Port Authority of New South Wales
- Type: State owned enterprise
- Industry: Ports
- Predecessors: Sydney Ports Corporation Port Kembla Port Corporation Maritime Services Board
- Founded: 1 July 1995
- Headquarters: Sydney, Australia
- Area served: New South Wales
- Key people: Justine Jarvinen (Chairman) John McKenna (CEO)
- Number of employees: 363 (2022)
- Parent: Transport for NSW
- Website: www.portauthoritynsw.com.au

= Port Authority of New South Wales =

Port Authority in New South Wales, Australia

The Port Authority of New South Wales, is a corporation owned by the Government of New South Wales, Australia. It acts as harbourmaster at the state's six commercial seaports, managing shipping movements, safety, security and emergency response.
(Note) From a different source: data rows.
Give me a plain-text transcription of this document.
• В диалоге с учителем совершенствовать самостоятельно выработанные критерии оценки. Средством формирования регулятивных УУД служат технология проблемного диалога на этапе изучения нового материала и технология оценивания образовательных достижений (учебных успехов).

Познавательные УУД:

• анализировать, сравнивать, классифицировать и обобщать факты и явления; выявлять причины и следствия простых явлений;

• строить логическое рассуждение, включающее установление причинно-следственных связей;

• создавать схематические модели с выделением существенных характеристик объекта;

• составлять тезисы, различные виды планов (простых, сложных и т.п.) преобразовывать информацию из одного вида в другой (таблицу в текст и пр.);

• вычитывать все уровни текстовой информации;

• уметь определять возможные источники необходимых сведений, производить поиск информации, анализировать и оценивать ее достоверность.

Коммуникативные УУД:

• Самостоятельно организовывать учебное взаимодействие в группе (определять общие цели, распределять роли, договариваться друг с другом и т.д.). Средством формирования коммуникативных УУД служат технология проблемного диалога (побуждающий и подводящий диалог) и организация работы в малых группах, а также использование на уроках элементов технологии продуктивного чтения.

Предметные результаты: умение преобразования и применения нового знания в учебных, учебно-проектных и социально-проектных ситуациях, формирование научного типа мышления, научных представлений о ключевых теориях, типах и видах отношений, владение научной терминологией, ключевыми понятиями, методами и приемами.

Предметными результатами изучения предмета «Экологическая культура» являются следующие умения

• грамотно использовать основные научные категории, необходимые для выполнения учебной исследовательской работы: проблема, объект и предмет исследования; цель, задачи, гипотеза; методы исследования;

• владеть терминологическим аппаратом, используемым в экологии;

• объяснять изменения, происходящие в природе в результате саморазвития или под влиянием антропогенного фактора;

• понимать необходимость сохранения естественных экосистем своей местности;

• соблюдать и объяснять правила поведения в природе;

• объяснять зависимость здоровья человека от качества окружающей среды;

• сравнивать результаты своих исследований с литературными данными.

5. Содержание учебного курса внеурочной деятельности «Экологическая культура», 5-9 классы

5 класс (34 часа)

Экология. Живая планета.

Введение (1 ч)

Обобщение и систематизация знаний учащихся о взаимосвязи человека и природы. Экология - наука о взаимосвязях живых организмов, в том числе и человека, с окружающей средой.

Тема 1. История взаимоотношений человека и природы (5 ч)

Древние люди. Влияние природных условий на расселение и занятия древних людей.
While major cargo handling facilities are operated by the private sector, the Port Authority continues to manage smaller facilities including Sydney's two cruise terminals, at Circular Quay and White Bay; common user berths at Sydney's Glebe Island and White Bay; and the regional ports at Eden and Yamba.

==Formation==
Newcastle Port Corporation (NPC) was established on 1 July 1995 with the corporatisation of the Hunter Ports Authority, a subsidiary of the Maritime Services Board. In May 2013, the NSW Government sold 99 year leases over Port Botany and Port Kembla to a consortium of Industry Funds Management, AustralianSuper, QSuper and Tawreed Investments. The corporations retained harbourmaster and maritime safety functions, but were unprofitable in their initial form.

Twelve months later, when the Port of Newcastle was leased, the lessons from Botany and Kembla were applied, leaving a profitable residual NPC. On 1 July 2014, the residual Newcastle, Sydney and Port Kembla port corporations were amalgamated into the Port Authority of New South Wales.